Big Data systems are characterized by their flexibility in processing diverse data genres, such as text, images, video, geo-locations, and sensor data, using a variety of methods. Because of the many sources and methods of analyzing Big Data, a single benchmark that characterizes all use-cases could not exist. However, a study of several Big Data platform use-cases indicates that most workloads are composed of a common set of stages, which capture the variety of data genres and algorithms commonly used to implement most data-intensive end-to-end workloads.
Beginning in late 2011, the Center or Large-scale Data Systems Research (CLDS) at the San Diego Supercomputer Center (SDSC), in collaboration with several industry players, initiated a community activity in Big Data benchmarking. The goal was to define reference benchmarks that capture the essence of Big Data application scenarios and to help characterize and understand hardware and system performance and the price-to-performance ratio of Big Data platforms. Founding members of this benchmarking initiative include Dr. Chaitan Baru (CLDS), Raghunath Nambiar (Cisco), Meikel Poess (Oracle), and Tilmann Rabl (University of Toronto), in addition to Greenplum, a division of EMC.

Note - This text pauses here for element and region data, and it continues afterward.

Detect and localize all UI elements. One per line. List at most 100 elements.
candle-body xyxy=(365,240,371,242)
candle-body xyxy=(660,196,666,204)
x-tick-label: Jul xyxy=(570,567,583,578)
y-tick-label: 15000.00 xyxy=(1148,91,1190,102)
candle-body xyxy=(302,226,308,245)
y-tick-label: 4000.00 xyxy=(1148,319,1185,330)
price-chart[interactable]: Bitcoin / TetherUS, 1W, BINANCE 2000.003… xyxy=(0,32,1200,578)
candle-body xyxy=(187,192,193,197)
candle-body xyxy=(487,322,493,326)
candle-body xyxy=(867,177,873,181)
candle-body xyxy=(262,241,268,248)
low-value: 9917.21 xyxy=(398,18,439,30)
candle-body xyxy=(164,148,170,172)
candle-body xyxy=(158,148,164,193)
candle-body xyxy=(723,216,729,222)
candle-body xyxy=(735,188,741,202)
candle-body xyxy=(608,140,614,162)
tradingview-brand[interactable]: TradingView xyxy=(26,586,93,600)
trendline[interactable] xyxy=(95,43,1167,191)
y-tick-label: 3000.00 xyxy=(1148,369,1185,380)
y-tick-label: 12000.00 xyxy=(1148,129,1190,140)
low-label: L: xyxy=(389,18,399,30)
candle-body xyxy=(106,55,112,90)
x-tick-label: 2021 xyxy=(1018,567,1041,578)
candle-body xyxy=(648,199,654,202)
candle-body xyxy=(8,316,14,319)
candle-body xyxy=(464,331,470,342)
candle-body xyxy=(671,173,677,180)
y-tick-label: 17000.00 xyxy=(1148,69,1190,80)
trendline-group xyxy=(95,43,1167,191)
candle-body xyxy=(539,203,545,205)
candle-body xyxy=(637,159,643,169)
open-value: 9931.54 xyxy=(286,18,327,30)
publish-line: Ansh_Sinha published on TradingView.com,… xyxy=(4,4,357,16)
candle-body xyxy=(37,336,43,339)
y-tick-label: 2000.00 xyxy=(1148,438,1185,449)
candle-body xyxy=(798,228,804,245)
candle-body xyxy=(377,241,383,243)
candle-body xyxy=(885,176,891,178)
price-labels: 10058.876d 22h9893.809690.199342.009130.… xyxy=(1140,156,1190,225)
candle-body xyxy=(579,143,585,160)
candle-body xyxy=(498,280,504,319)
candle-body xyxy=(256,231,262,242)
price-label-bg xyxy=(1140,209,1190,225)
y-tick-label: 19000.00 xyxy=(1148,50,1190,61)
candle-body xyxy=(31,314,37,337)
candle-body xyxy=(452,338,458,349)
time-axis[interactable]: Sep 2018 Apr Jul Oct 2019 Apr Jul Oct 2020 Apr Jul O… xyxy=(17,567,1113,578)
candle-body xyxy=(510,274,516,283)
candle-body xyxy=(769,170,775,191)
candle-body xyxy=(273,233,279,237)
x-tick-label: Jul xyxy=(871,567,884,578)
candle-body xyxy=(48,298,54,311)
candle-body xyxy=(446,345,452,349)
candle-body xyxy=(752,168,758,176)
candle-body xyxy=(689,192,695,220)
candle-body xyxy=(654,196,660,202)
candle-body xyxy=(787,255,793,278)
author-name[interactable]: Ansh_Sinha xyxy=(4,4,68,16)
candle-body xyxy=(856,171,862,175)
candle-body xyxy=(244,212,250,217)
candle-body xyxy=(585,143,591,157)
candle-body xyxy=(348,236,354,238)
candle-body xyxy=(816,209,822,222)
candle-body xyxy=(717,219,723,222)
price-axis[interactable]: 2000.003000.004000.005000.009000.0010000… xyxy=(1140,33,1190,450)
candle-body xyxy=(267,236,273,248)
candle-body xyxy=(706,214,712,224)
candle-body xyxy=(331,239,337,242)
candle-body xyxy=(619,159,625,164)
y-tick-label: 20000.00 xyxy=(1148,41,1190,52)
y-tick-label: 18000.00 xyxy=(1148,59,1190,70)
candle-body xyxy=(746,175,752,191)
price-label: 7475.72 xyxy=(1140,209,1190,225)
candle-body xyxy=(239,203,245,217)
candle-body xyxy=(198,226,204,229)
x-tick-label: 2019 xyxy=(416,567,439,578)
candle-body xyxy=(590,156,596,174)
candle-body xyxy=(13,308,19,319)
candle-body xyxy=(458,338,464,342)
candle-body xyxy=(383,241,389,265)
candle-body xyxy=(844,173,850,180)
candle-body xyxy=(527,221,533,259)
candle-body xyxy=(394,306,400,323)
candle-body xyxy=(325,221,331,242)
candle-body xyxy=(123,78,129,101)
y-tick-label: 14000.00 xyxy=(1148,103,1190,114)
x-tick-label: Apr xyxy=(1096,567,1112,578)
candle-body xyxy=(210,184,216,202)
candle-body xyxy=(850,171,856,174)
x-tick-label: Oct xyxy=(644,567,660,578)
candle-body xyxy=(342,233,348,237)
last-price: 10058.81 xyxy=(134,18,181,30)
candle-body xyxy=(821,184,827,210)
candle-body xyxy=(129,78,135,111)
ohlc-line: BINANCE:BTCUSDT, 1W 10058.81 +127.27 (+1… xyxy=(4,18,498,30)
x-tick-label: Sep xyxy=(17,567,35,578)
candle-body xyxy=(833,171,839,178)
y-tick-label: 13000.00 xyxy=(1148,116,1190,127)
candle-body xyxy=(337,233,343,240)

As a result of these initial activities, a Workshop Series on Big Data Benchmarking (WBDB) was organized, sponsored by the National Science Foundation. These workshops and associated meeting series validated the initial ideas for a Big Data benchmark to include definitions of the data along with a data generation procedure; a representative workload for emerging Big Data applications; and a set of metrics, run rules and full disclosure reports for fair comparisons of technologies and platforms.

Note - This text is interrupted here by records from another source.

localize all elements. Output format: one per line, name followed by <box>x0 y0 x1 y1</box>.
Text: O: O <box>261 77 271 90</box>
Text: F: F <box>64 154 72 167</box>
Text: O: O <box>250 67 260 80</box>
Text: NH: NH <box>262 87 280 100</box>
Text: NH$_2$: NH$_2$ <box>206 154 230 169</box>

A formal specification of this benchmarking suite is under-way, and will be announced at O’Reilly’s Strata Conference on February 28, 2013, in a session I will conduct with Chaitan Baru. We will be unveiling the current status of our effort in a Big Data Top 100 List and encourage you to participate in this community-based endeavor in defining an end-to-end application-layer benchmark for Big Data applications.